Think again, rethink, lift the thought level, give a mate a go.

That which is history is past. Opportunity to think is present.

Take a small example, as of deafness and achieved in India.

"Last week, Sarah Sunny made history after she became India's first deaf lawyer to argue in the country's Supreme Court. The Supreme Court's move has given a voice to the deaf," she said. "The court has set an example for other offices to follow as well."

A week ago I spoke with MP Peter Dutton and he heard me offer the word 'inclusion' in respect of Australians' vote on The Voice.

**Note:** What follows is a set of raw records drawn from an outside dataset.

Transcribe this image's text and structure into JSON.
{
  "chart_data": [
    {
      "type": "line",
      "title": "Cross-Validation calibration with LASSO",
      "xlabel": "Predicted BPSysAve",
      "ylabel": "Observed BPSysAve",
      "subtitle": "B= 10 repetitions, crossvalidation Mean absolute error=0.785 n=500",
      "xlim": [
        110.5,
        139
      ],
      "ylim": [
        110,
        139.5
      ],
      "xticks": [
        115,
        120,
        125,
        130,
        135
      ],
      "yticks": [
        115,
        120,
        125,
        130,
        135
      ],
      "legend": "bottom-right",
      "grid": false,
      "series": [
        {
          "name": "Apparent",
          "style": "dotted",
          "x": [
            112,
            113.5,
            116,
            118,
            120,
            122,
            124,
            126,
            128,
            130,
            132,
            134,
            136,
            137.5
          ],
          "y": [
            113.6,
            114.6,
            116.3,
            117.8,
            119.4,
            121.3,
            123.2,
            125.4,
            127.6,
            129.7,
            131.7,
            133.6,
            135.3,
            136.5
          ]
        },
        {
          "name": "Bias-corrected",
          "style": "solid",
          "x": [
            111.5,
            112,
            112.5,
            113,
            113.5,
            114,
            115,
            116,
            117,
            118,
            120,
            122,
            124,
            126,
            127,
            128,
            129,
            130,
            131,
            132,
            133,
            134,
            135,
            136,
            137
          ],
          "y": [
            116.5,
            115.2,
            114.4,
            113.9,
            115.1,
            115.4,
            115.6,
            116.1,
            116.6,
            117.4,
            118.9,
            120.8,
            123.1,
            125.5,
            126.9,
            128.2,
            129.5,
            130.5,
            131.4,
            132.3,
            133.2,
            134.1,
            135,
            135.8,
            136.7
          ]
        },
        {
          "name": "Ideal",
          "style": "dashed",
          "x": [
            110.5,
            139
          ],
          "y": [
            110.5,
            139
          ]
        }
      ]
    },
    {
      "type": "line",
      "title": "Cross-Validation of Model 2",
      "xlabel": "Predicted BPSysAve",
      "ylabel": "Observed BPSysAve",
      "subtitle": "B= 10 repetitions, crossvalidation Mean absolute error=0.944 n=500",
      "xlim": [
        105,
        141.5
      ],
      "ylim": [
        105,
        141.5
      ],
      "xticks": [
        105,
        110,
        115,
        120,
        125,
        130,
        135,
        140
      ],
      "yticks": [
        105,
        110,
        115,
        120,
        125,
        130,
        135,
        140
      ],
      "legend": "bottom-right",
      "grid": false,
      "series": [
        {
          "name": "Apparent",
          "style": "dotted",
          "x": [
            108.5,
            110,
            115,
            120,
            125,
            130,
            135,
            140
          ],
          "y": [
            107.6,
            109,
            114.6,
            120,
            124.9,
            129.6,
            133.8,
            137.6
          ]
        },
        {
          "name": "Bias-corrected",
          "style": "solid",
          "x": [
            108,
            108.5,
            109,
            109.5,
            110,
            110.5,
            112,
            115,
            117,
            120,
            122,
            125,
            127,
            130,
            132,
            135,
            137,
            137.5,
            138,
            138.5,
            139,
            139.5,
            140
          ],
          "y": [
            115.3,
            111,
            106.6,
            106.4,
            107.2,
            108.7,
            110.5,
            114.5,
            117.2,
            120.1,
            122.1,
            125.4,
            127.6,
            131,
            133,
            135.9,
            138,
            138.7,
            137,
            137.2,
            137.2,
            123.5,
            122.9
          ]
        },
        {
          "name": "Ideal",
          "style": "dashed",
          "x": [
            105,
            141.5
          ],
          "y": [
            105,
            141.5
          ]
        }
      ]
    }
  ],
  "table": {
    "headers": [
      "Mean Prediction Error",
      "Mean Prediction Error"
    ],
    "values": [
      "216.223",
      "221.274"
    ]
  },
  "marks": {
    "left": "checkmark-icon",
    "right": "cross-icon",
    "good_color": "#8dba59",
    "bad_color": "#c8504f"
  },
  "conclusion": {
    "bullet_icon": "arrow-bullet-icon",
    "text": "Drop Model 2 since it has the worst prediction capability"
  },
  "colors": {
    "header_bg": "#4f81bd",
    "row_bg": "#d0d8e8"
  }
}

He must have heard for he graciously thanked me for my speaking.

As a person with less than optimal hearing ability, I have experience of persuading a North Queensland court in the matter of understanding on interpretation of a town plan. It caused the judge to require two legal teams to take note.

A voice to be heard requires some equity of receptivity of understanding beyond measure of aural impact.

William Dunlop

Alboised Version of Blind Man's Bluff?

Philip Fitzpatrick

Many people, but notably Australian prime minister John Howard, have made the assertion that we are not responsible for the sins of our fathers when it comes to the past treatment of Indigenous Australians.

We Europeans have a bloody colonial history and, even though we might not have a direct connection nor any personal responsibility for what happened, it still seems to sit on our shoulders.

It’s not so much guilt but an uneasiness, especially in our relationships with our First Nations’ people who are descended from populations subjected to our ancestors' brutalities.

Some of those people no doubt fear that, given the right circumstances, the Whites' sense of superiority - innate and fixed - could again rear its ugly head.

Whether that be true or not, it is worth noting that brutal colonialism and discrimination wasn’t necessarily a Black and White phenomenon, just ask someone from Ireland who lived in England or Australia at the time of 'the Troubles'.

Also worth considering is modern day neo-colonialism where poorer countries are subjugated economically and socially by wealthy superpowers.

Colonialism is not dead, it has morphed into a new form and could do so again.

While we may not carry the stain of guilt about the actions of our ancestors, we cannot blithely disown that part of our history nor easily dismiss the hurt and fear it has carried into the present.

Showing concern for this experience is not something to be ashamed about. Neither is acting positively on that concern next Saturday by voting Yes.